The Oxytocin grant is one of four Bloorview-funded trials targeting social function, learning, motor skills and global functioning in autism – the only clinical trial program of its kind in Canada.
Animal research and pilot studies in adults with autism suggest Oxytocin plays a role in social memory, trust and attachment.
“Given that people with autism have difficulties in those areas, and we’ve had no success with other medications, it’s time to look at whether Oxytocin has therapeutic potential for improving social deficits in autism,” says Dr. Evdokia Anagnostou (in photo above), the child neurologist who heads up the clinical research program in autism at Bloorview.
The first phase of the three-year study will identify the optimum dose of the hormone. The second will be a randomized control trial of 60 adolescents with autism aged 12 to 18, who will take the hormone in a nose spray in the morning and afternoon for three months.
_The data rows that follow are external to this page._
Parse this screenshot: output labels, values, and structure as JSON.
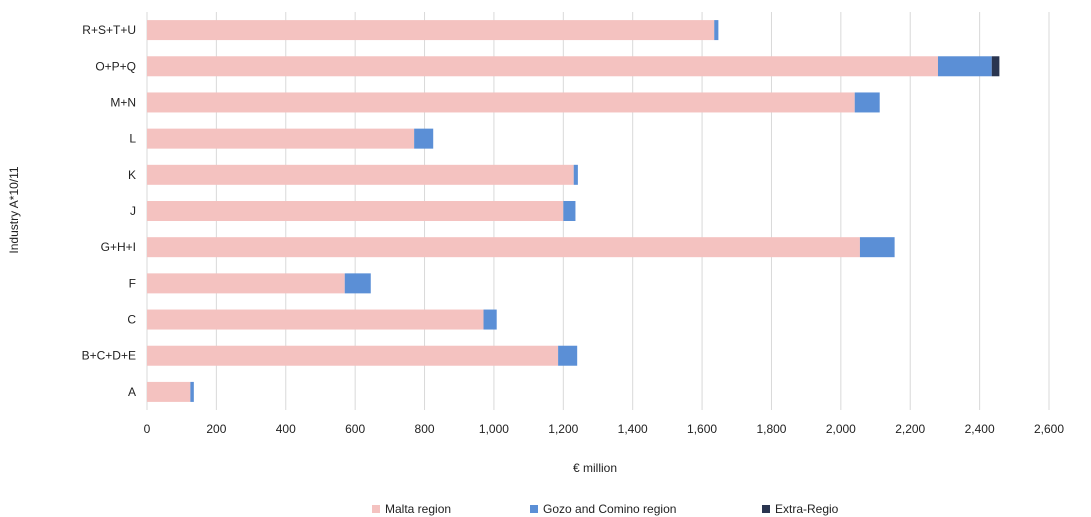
{
  "chart_data": {
    "type": "bar",
    "orientation": "horizontal",
    "stacked": true,
    "title": "",
    "xlabel": "€ million",
    "ylabel": "Industry A*10/11",
    "xlim": [
      0,
      2600
    ],
    "x_ticks": [
      0,
      200,
      400,
      600,
      800,
      1000,
      1200,
      1400,
      1600,
      1800,
      2000,
      2200,
      2400,
      2600
    ],
    "x_tick_labels": [
      "0",
      "200",
      "400",
      "600",
      "800",
      "1,000",
      "1,200",
      "1,400",
      "1,600",
      "1,800",
      "2,000",
      "2,200",
      "2,400",
      "2,600"
    ],
    "grid": "vertical",
    "legend_position": "bottom",
    "categories": [
      "R+S+T+U",
      "O+P+Q",
      "M+N",
      "L",
      "K",
      "J",
      "G+H+I",
      "F",
      "C",
      "B+C+D+E",
      "A"
    ],
    "series": [
      {
        "name": "Malta region",
        "color": "#f4c2c0",
        "values": [
          1635,
          2280,
          2040,
          770,
          1230,
          1200,
          2055,
          570,
          970,
          1185,
          125
        ]
      },
      {
        "name": "Gozo and Comino region",
        "color": "#5b8fd6",
        "values": [
          12,
          155,
          72,
          55,
          12,
          35,
          100,
          75,
          38,
          55,
          10
        ]
      },
      {
        "name": "Extra-Regio",
        "color": "#2a3550",
        "values": [
          0,
          22,
          0,
          0,
          0,
          0,
          0,
          0,
          0,
          0,
          0
        ]
      }
    ]
  }
}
Thirty teens will participate at Bloorview, and 30 teens will take part at the University of Illinois at Chicago. “The Chicago folks have a lot of expertise in measuring Oxytocin in the blood and in doing genetic studies of Oxytocin in autism,” Dr. Anagnostou says. “We have more of the clinical trial research expertise, so it’s a nice partnership.”
Traditionally, research has looked at symptoms that autism shares with other disorders and borrowed medications used to treat those disorders to see if they work in autism. “It’s easy to be sloppy in matching and to gravitate to what is easy to do, what you know is feasible to do, but not really what the relevant question is,” Dr. Anagnostou says.
“We’re looking at the basic science data as it pertains to autism and translating those findings into clinical research. We start with genetics and animal models and control trials to understand what regulates normal social function. Then we study how the system is disturbed to produce abnormal function, and how it can be manipulated to mediate the disturbed part. It’s a completely different approach.”
Dr. Anagnostou is cautiously optimistic about the study. “This won’t cure autism. But if at the end of the process we’ve found a compound that has a direct effect on social function and social skills – and that can make existing social-skills interventions that much more effective – the impact will be huge.”
Dr. Anagnostou is author of a small pilot study in press that shows Oxytocin improved social cognition and repetitive behaviours in adults with autism.